Here it would be beyond of this discussion (already long enough!) to
delve into the cadential treatment of these sonorities, vital in the
13th century and an interesting feature also of Machaut and of some
dialects of 14th-century English music, for example. For one analysis,
please feel welcome to visit:

http://www.medieval.org/emfaq/harmony/13c.html

However, joining Brett Barbaro in a celebration of realized
opportunities in Gothic music, I would add that the m7|5-m3 sonority
has a very pleasant quality to my ear, at once "Bluesy" and sweet,
while the M6|5-M2 is positively "vibrant." At the same time, they are
sonorities of motion, not of rest -- but I could imagine them being
used as very interesting free sonorities in new musics.

Also, in a 14th-century setting, Pythagorean thirds as well as sixths
have a delightful "bounce." Those half-cadences on 5|M3-m3 (to Jacobus
the _quinta fissa_ or "split fifth" sonority, with the middle voice
"splitting" the fifth into two thirds, e.g. G3-B3-D4) are sweet but
indeed inconclusive. The tuning and the music enhance each other, and
as Brett has said, an opportunity is superbly realized.

What implications may this discussion have more generally for tuning
theory? I would suggest that in music, as in the study of natural
languages, theories of "universal grammar" can only be as accurate as
the descriptions of the many specific languages on which they are
premised.

To understand medieval Pythagorean tuning and its possible broader
implications, I would suggest that we begin with the specifics of
13th-14th century vertical style and its interactions with the
tuning. Then we see how these specifics may invite the affirmation or
modification of assumptions about Pythagorean or other just intonation
systems, or about tuning systems in general.

For example, the musically very effective and beautiful use of 81:64
and 32:27 as _relatively concordant_ intervals (both as defined by the
theorists and as realized in the pieces themselves) may indicate that
any theory of "least common multiple" (LCM) must take account of
this artistic possibility. One conclusion that might be that
perceptions of "concord/discord" are largely conditioned by style; in
a 16th-century setting, where the purity of 5:4 and 6:5 thirds is a
cardinal _desideratum_, Zarlino finds that 81:64 would be a
"dissonance."

This does not mean that LCM measures are irrelevant: indeed,
musicians seem often to have a curious habit of seeking low LCM's
for the most choice concords in their "language" (3:2 and 4:3 in the
Gothic; 5:4 and 6:5 in the Renaissance; 7:4 in barbershop; n:m in
whatever n-limit system one happens to prefer at a given moment).

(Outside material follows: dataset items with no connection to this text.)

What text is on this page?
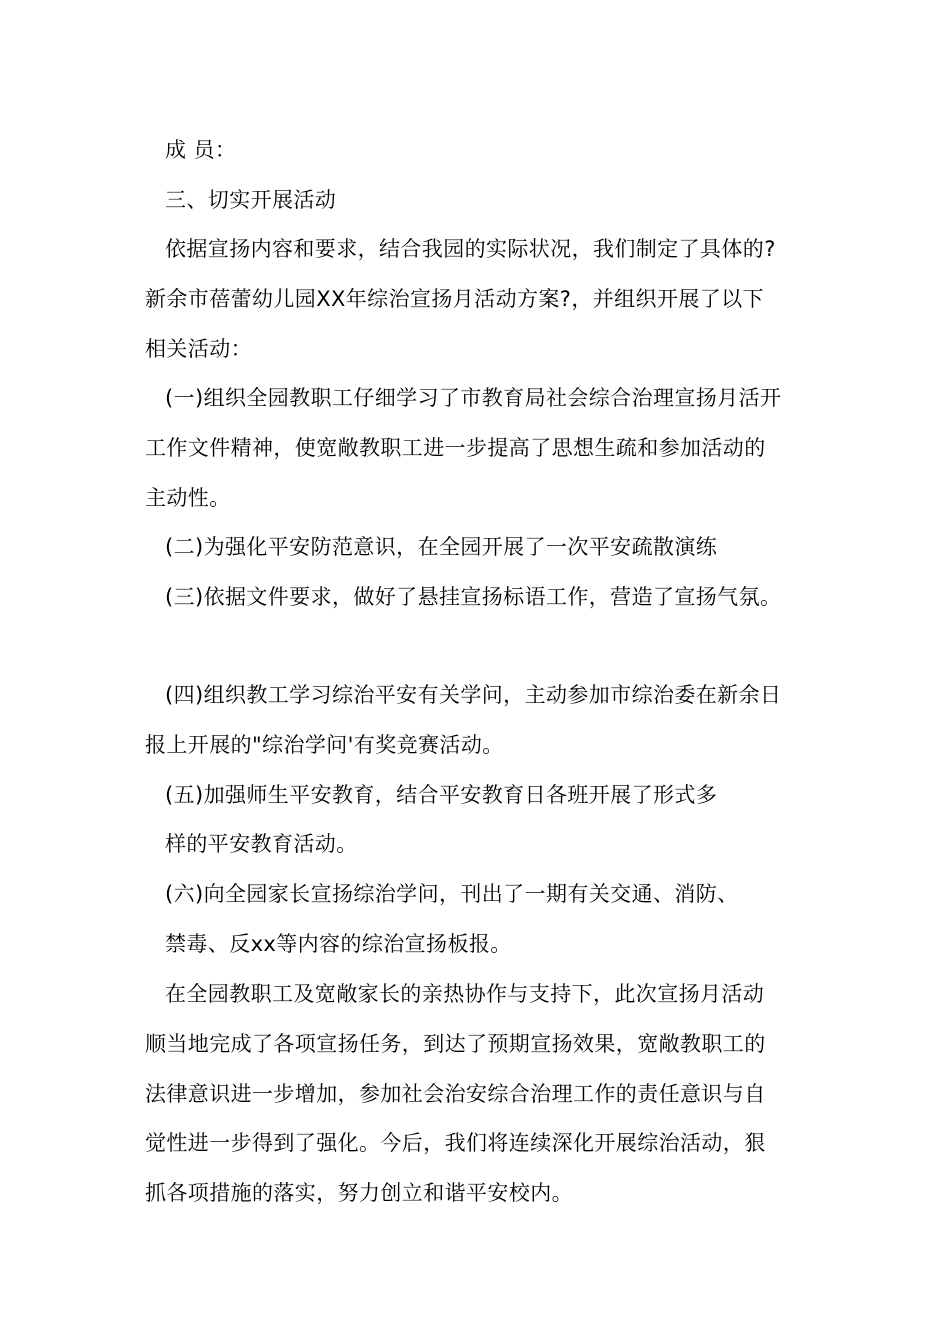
成 员：
三、切实开展活动
依据宣扬内容和要求，结合我园的实际状况，我们制定了具体的?
新余市蓓蕾幼儿园XX年综治宣扬月活动方案?，并组织开展了以下
相关活动：
(一)组织全园教职工仔细学习了市教育局社会综合治理宣扬月活开
工作文件精神，使宽敞教职工进一步提高了思想生疏和参加活动的
主动性。
(二)为强化平安防范意识，在全园开展了一次平安疏散演练
(三)依据文件要求，做好了悬挂宣扬标语工作，营造了宣扬气氛。
(四)组织教工学习综治平安有关学问，主动参加市综治委在新余日
报上开展的"综治学问'有奖竞赛活动。
(五)加强师生平安教育，结合平安教育日各班开展了形式多
样的平安教育活动。
(六)向全园家长宣扬综治学问，刊出了一期有关交通、消防、
禁毒、反xx等内容的综治宣扬板报。
在全园教职工及宽敞家长的亲热协作与支持下，此次宣扬月活动
顺当地完成了各项宣扬任务，到达了预期宣扬效果，宽敞教职工的
法律意识进一步增加，参加社会治安综合治理工作的责任意识与自
觉性进一步得到了强化。今后，我们将连续深化开展综治活动，狠
抓各项措施的落实，努力创立和谐平安校内。
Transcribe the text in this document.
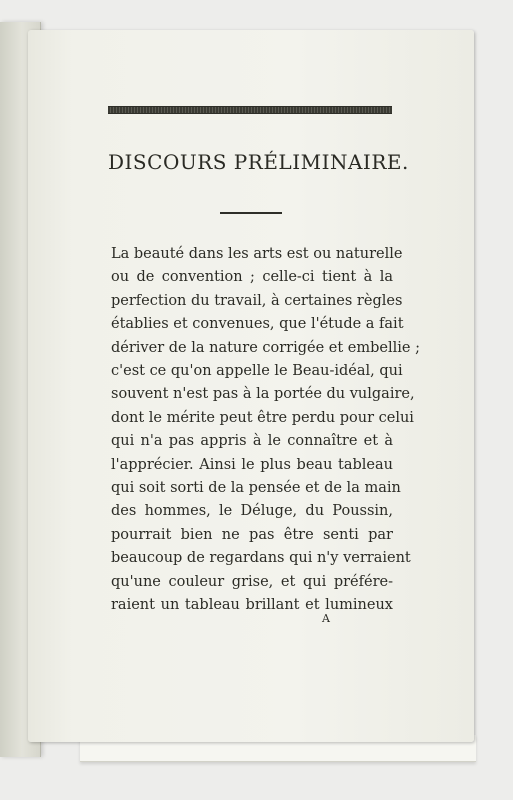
DISCOURS PRÉLIMINAIRE.
La beauté dans les arts est ou naturelle
ou de convention ; celle-ci tient à la
perfection du travail, à certaines règles
établies et convenues, que l'étude a fait
dériver de la nature corrigée et embellie ;
c'est ce qu'on appelle le Beau-idéal, qui
souvent n'est pas à la portée du vulgaire,
dont le mérite peut être perdu pour celui
qui n'a pas appris à le connaître et à
l'apprécier. Ainsi le plus beau tableau
qui soit sorti de la pensée et de la main
des hommes, le Déluge, du Poussin,
pourrait bien ne pas être senti par
beaucoup de regardans qui n'y verraient
qu'une couleur grise, et qui préfére-
raient un tableau brillant et lumineux
A
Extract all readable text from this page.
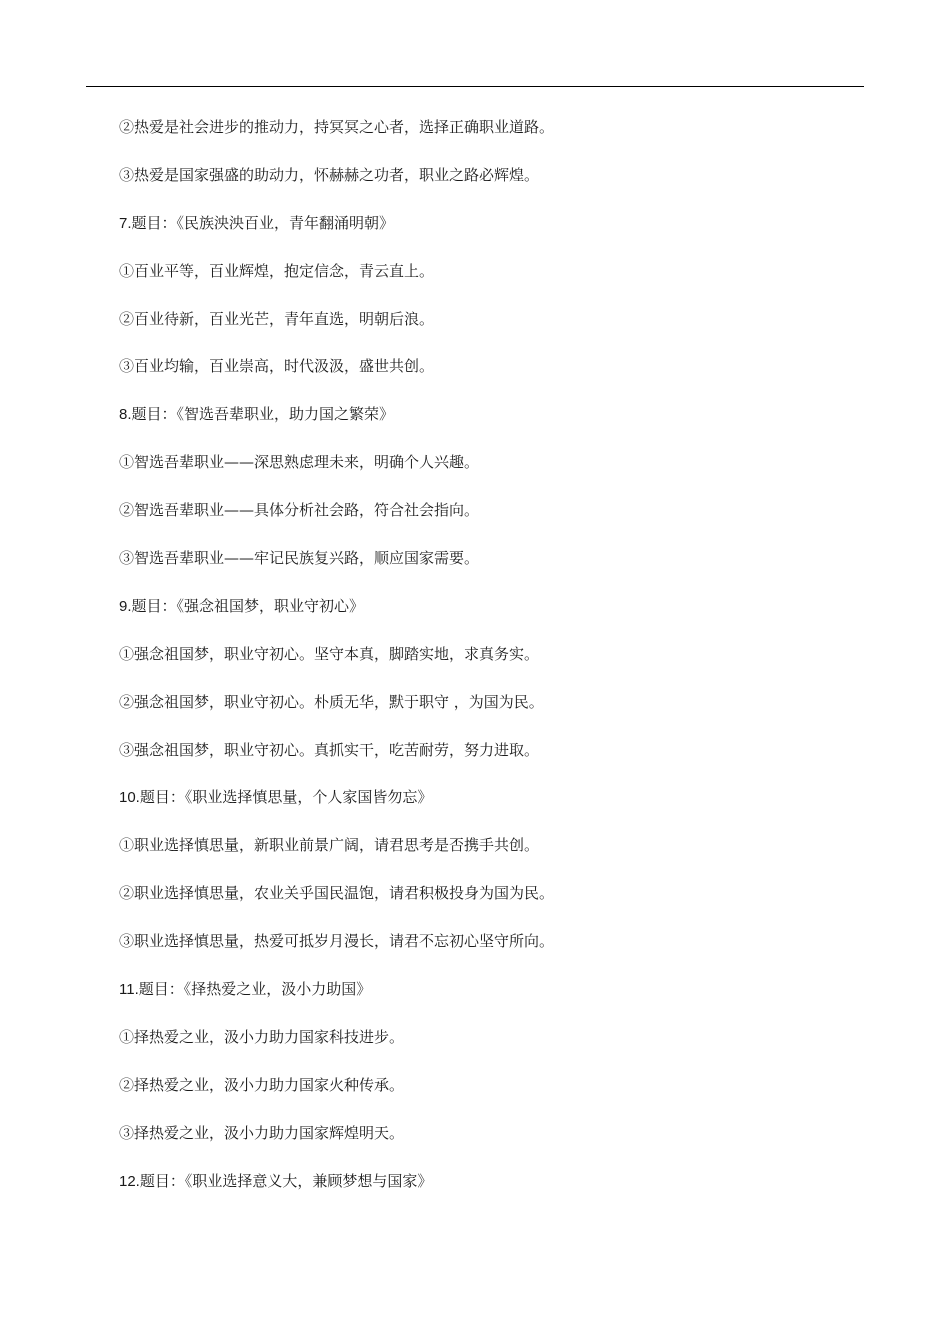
②热爱是社会进步的推动力，持冥冥之心者，选择正确职业道路。
③热爱是国家强盛的助动力，怀赫赫之功者，职业之路必辉煌。
7.题目：《民族泱泱百业，青年翻涌明朝》
①百业平等，百业辉煌，抱定信念，青云直上。
②百业待新，百业光芒，青年直选，明朝后浪。
③百业均输，百业崇高，时代汲汲，盛世共创。
8.题目：《智选吾辈职业，助力国之繁荣》
①智选吾辈职业——深思熟虑理未来，明确个人兴趣。
②智选吾辈职业——具体分析社会路，符合社会指向。
③智选吾辈职业——牢记民族复兴路，顺应国家需要。
9.题目：《强念祖国梦，职业守初心》
①强念祖国梦，职业守初心。坚守本真，脚踏实地，求真务实。
②强念祖国梦，职业守初心。朴质无华，默于职守 ，为国为民。
③强念祖国梦，职业守初心。真抓实干，吃苦耐劳，努力进取。
10.题目：《职业选择慎思量，个人家国皆勿忘》
①职业选择慎思量，新职业前景广阔，请君思考是否携手共创。
②职业选择慎思量，农业关乎国民温饱，请君积极投身为国为民。
③职业选择慎思量，热爱可抵岁月漫长，请君不忘初心坚守所向。
11.题目：《择热爱之业，汲小力助国》
①择热爱之业，汲小力助力国家科技进步。
②择热爱之业，汲小力助力国家火种传承。
③择热爱之业，汲小力助力国家辉煌明天。
12.题目：《职业选择意义大，兼顾梦想与国家》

Similarly, "two negatives are equivalent to a positive" is a good rule
for many situations in predicate logic, but does not prevent natural
languages such as Spanish and Middle English from using double or
multiple negatives in the sense of negation.

Further, focusing on the specifics of Gothic style may be only the
beginning of an inquiry into intriguing, if possibly moot, questions
about the fine nuances of tuning this music.

For example, as Marion has ingeniously asked, might performers
realizing the ideal of a Pythagorean intonation on non-fixed-pitch
instruments tend to shade an 81:64 toward a 19:15, or a 729:612 toward
a 10:7? Focusing on the nature of Pythagorean tuning _as a system_ may
make such questions yet more interesting: for example, would an
alteration of this kind (keeping within a range of ~5 cents)
substantially compromise the purity of fifths and fourths? I look
forward to discussing these points in another post.

Now, as some 60 years ago when Yasser wrote, the greatest barrier to
an appreciation of Pythagorean tuning in a Gothic setting would seem
still to be an unfamiliarity with the composed European music of this
period and its distinctive vertical style. As Brett has suggested,
this music is an opportunity which I am very glad not to have missed.